Another company pitching during the event was Doplr, founded by Maya Carmeli and Hannah Lee, both graduate students in the ILR School, and Cory Pisano, who received a master’s in electrical and computer engineering from Johns Hopkins University in 2017. The company provides software and consulting to help work teams improve team dynamics, agility and performance.

Matt Barker '19 presents his team's idea for Brella.

“People don’t work for a company, they work for a manager and on a team,” Carmeli said. “One relevant and surprising trend is that more and more Nobel Prizes are going to teams rather than individuals. This reflects how the problems we’re solving today are more complex and happening at the intersection of fields, so it requires people from diverse backgrounds to work together effectively.”

The company collects information from tools that teams are already using, such as Slack and Trello, and conducts its own assessments using surveys. “It’s like a Fitbit for your teams,” Carmeli said, “to measure how healthy and happy they are.”

Machine learning advances make it possible to combine this data with human resources tools and research to offer team leaders information and recommendations for improvement, Carmeli said.

The company, which was accepted into the eLab student business accelerator in fall 2017, is piloting the software with five companies in May and plans to launch later this year.

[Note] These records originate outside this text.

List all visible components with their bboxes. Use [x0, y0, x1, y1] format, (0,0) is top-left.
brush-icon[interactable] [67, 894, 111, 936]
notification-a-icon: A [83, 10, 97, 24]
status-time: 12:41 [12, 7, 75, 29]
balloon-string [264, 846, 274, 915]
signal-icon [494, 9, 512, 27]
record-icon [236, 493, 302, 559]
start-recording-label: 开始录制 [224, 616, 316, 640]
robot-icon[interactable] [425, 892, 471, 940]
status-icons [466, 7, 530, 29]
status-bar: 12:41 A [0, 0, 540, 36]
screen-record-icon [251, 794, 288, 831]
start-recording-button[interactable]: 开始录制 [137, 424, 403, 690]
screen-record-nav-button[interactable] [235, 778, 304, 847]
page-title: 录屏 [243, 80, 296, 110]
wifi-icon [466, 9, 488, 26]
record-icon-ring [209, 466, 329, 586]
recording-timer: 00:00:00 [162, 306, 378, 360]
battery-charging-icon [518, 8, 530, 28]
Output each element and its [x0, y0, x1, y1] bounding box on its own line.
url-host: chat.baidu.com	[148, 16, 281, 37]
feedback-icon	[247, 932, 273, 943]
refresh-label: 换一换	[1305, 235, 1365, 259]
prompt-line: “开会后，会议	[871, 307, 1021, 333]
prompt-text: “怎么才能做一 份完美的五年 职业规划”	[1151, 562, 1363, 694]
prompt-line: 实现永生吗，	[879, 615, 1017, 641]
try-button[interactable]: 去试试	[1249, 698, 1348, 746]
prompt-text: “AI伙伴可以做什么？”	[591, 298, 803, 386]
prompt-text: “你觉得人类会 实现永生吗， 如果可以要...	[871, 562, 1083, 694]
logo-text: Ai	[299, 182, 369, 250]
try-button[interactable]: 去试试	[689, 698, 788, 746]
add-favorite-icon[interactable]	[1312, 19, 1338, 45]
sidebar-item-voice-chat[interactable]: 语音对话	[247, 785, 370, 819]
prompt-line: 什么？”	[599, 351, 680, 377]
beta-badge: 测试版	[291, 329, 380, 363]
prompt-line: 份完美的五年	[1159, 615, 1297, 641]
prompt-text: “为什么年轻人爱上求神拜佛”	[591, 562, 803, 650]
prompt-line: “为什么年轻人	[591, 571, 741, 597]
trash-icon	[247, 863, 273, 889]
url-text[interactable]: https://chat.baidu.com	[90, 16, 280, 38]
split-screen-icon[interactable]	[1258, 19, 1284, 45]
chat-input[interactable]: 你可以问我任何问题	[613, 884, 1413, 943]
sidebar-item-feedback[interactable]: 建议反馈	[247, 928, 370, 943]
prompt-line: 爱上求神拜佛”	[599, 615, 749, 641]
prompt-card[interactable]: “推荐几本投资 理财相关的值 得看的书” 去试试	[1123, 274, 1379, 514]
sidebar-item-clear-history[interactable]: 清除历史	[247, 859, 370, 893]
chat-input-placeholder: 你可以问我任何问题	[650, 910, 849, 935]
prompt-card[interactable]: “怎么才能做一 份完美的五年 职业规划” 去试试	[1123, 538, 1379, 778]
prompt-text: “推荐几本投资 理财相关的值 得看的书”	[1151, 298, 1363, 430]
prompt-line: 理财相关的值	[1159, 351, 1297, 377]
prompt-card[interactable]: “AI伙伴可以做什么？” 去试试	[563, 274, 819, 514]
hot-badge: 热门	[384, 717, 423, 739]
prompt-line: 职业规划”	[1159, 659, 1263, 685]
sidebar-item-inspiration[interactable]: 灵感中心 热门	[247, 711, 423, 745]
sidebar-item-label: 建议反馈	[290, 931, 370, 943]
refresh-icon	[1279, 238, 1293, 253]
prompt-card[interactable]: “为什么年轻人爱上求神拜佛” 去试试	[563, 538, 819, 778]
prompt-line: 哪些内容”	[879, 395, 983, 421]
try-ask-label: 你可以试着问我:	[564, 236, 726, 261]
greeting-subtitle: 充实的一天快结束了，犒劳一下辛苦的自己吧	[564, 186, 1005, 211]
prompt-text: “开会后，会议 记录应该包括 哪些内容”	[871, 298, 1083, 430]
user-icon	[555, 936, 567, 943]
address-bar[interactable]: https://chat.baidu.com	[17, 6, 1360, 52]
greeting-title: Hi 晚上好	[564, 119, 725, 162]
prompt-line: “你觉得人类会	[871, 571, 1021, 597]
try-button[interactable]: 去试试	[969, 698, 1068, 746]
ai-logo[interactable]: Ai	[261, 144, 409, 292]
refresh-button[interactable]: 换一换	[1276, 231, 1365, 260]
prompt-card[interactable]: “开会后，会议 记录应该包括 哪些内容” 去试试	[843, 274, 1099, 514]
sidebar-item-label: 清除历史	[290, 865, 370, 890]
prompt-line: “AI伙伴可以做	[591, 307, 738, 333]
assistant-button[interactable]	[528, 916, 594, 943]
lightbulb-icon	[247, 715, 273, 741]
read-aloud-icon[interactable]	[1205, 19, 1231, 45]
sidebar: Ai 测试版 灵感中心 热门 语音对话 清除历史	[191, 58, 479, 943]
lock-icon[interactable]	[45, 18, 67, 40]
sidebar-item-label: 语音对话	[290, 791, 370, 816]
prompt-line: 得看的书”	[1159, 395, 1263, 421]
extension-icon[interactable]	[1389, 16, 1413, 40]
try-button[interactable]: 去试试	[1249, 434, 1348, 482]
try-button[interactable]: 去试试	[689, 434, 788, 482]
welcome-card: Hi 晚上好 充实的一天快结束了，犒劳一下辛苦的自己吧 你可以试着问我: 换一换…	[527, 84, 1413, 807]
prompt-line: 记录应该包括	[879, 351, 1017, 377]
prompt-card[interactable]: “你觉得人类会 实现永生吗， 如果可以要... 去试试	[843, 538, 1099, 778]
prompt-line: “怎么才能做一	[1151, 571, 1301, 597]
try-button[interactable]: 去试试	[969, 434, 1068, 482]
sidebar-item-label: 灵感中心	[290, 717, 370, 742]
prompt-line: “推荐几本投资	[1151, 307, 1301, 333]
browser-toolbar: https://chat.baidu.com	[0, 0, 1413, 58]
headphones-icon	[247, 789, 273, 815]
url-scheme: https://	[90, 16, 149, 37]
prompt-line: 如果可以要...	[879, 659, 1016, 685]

Each of the 13 nominees for Student Business of the Year were judged based on revenue generation, customer validation, creativity, uniqueness, intellectual property, grants, awards and scalability of the business model. The winner will receive $5,000.

Judges were Todd Edmonds, creative director and founder of Iron Design; Greg Galvin, M.S. ’82, Ph.D. ’84, MBA ‘93, president and CEO of Rheonix; Ryoko Nozawa, MBA ’16, principal at Cayuga Venture Fund; and Sam Sotoodeh ’87, president of Acquisition Group.

Kathy Hovis is a writer for Entrepreneurship at Cornell.